Highlights & Insights

  • The diagnosis of the problem is as valuable as the solution: The paper clearly formalizes three fundamental flaws of parameter representation (non-uniqueness, heterogeneity, manifold mismatch), serving as a warning for all methods using 3DGS parameters as network targets. The experiment where \(q\) flipping causes total collapse is highly compelling.
  • Mathematical Elegance of Submanifold Fields: The isoprobability surface is the intrinsic geometry of a 3D Gaussian—the ellipsoid encodes rotation/scale, and the color field encodes appearance/opacity. Proposition 2 ensures uniqueness without requiring special parameterization tricks.
  • Clever Domain-Agnostic Design: Individual Gaussian primitives lack semantic meaning when isolated from a scene, allowing the embedding model to be trained on random data.

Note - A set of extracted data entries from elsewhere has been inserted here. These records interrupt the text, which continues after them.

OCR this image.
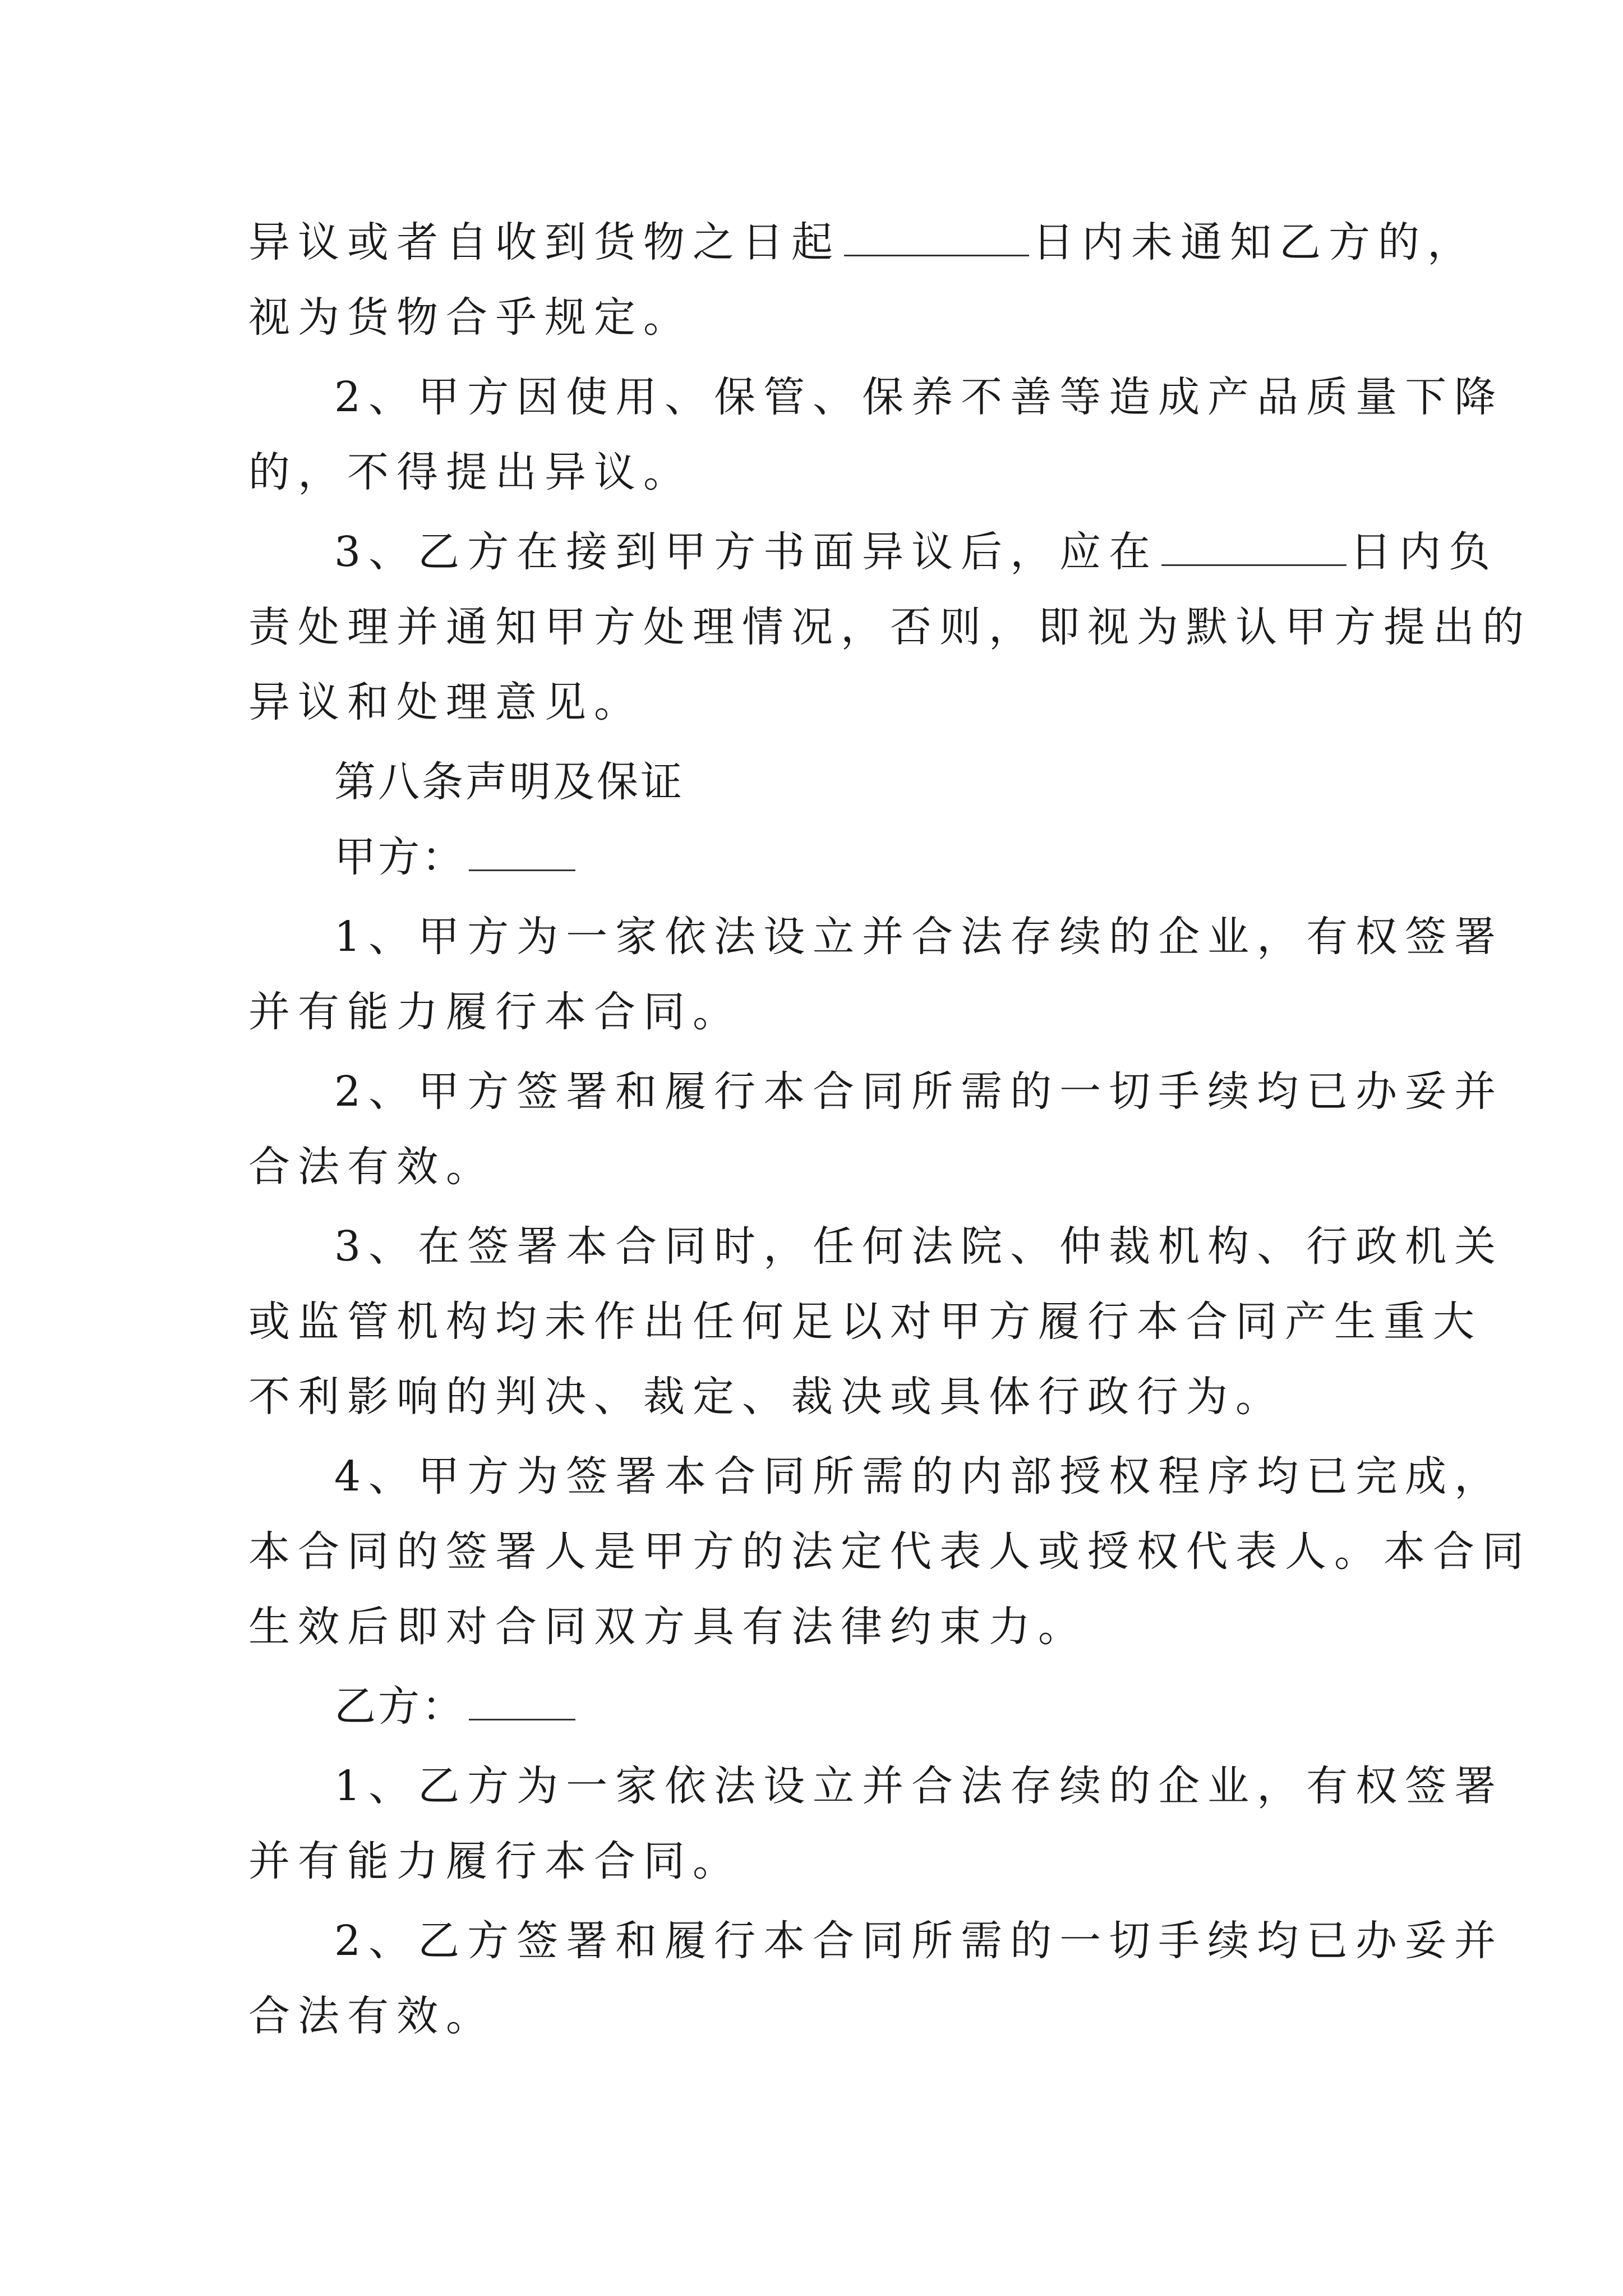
异议或者自收到货物之日起	日内未通知乙方的，
视为货物合乎规定。
2、甲方因使用、保管、保养不善等造成产品质量下降
的，不得提出异议。
3、乙方在接到甲方书面异议后，应在	日内负
责处理并通知甲方处理情况，否则，即视为默认甲方提出的
异议和处理意见。
第八条声明及保证
甲方：
1、甲方为一家依法设立并合法存续的企业，有权签署
并有能力履行本合同。
2、甲方签署和履行本合同所需的一切手续均已办妥并
合法有效。
3、在签署本合同时，任何法院、仲裁机构、行政机关
或监管机构均未作出任何足以对甲方履行本合同产生重大
不利影响的判决、裁定、裁决或具体行政行为。
4、甲方为签署本合同所需的内部授权程序均已完成，
本合同的签署人是甲方的法定代表人或授权代表人。本合同
生效后即对合同双方具有法律约束力。
乙方：
1、乙方为一家依法设立并合法存续的企业，有权签署
并有能力履行本合同。
2、乙方签署和履行本合同所需的一切手续均已办妥并
合法有效。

Remarkably, random-data-trained models perform better on real domains than domain-specific models perform across domains.
  • Practicality of M-Dist: It provides a metric closer to perceptual indices than parameter \(L_1/L_2\), offering direct guidance for selecting training losses in future 3DGS learning systems.

Limitations & Future Work

  • Currently operates at the per-primitive level, lacking modeling of inter-primitive relationships; extending to the scene level would require permutation-invariant attention mechanisms.
  • Discretization of Submanifold Fields involves a trade-off between sampling resolution and efficiency (\(P=144\) is empirically optimal).
  • M-Dist is based on optimal transport, which has higher computational overhead than \(L_2\).
  • The work focuses on reconstruction, embedding quality, and unsupervised clustering; full generative pipelines (diffusion/flow matching) have yet to be integrated.
  • Temporal extensions for dynamic scenes (4D GS) remain unexplored.
  • vs Direct Parameter Regression (pixelSplat, MVSplat): These methods have networks directly output \(\boldsymbol{\theta}\); this work points out fundamental flaws in that representation.
  • vs 3DGS Generation (DiffGS, GaussianDiffusion): By moving diffusion from the parameter space to the Submanifold Field space, one could achieve a smoother latent space.
  • vs 3DGS Compression (HAC, CompGS): Compression methods reduce the number of parameters, while Submanifold Fields improve parameter quality—the two are orthogonal and can be combined.

Rating

  • Novelty: ⭐⭐⭐⭐⭐ First systematic diagnosis of 3DGS parameter representation flaws with a theoretically guaranteed unique alternative.
  • Experimental Thoroughness: ⭐⭐⭐⭐ Strict control of variables; multi-angle validation via quaternion flipping, cross-domain tests, and GNF is highly persuasive.
  • Writing Quality: ⭐⭐⭐⭐⭐ Complete logic chain from definitions to propositions, proofs, and experiments; problem motivation is exceptionally clear.
  • Value: ⭐⭐⭐⭐⭐ Fundamental significance for all future learning systems based on 3DGS parameters.